I don’t have to ask why. I know from what my father had said in the past about firing previous employees. Firing them means they’ll get unemployment, but if they resign… they get nothing because they’re doing it voluntarily—or so the paperwork says.
I release my hold on Margo’s dress and give her a nod. “Thanks.” She doesn’t wait around, but gets up and marches off, hurrying across the club floor on her high heels.
“What was that about?” Gio’s curious question comes from the side.
“Hopefully a lead,” I reply absently. Margo being in just the right place at the right time to spot Morpheus and Darrio together before Morpheus’ death feels almost too good to be true.
It’s the first I’ve ever heard of the two men being involved aside from living in the same town, but if Darrio had something to do with his death, don’t we need to know?
My eyes move back to Gio as he watches Margo leave. I lean around him. “Where’s Lex?”
“Here.”
I lean around Gio to see Lex striding up behind him. He holds out an envelope with my name on it.
“What’s this?” Something slides around inside as I rip open the top flap. Inside there’s a slip of paper and a key.
“Key to the back door,” Lex says. “In case you wanted to take Ma-Ri up on her offer and come back to work.
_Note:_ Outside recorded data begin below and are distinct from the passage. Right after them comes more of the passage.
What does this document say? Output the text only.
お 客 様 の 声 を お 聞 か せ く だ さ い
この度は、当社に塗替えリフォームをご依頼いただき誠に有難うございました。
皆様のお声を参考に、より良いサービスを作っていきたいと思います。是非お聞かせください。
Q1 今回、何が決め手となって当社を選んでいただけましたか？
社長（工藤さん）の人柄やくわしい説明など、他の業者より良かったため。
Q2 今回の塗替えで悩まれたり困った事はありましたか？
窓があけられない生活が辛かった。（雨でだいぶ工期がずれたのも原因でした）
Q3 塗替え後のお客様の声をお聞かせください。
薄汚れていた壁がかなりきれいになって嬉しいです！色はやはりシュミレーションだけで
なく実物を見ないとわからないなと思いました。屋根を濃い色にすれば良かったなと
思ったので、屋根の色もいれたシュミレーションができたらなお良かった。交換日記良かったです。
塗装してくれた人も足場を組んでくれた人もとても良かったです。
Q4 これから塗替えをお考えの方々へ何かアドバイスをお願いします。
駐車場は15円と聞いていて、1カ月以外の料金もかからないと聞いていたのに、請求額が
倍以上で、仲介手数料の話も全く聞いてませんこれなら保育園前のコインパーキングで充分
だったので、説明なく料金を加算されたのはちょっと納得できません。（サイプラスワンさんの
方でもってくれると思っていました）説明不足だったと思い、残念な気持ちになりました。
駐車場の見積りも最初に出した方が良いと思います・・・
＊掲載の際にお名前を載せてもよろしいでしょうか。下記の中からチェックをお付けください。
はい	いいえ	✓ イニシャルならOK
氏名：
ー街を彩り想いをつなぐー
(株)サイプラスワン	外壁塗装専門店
If you say no, I can bring it back.”
Scowling, I lift my eyes to his. “Why didn’t she ask me to come back herself?” I ask suspiciously.
Lex shrugs. “She’s a proud woman.”
“Bullshit.”
“Come on, let’s get out of here,” Gio says before Lex or I can get into it. When he hauls me up by my arm, I glance back at the table.
“We didn’t pay—”
“Yes, we did,” he says.
“When—”
Gio groans. “Ugh, does it matter? I’m tired, Prep Girl. I wanna go back to Lex’s and fuck you and then go to sleep.”
“Well, that’s too fucking bad,” I say through clenched teeth. “Because you’re dropping me off at Nolan’s. I have a bone to pick with him.”
Gio stops at the door as Lex pushes through. “Seriously?” He gapes at me. “Nolan is gonna be out ’til late tonight. Can’t I have some before you—”
“Nope.” I pop the word out as I pull away from his grasp and follow Lex outside. As we head around the building to the parking lot, I call behind me, “Consider it your punishment for not telling me about the funeral!”
Gio’s responding sigh is overdramatic and brings a smile to my lips.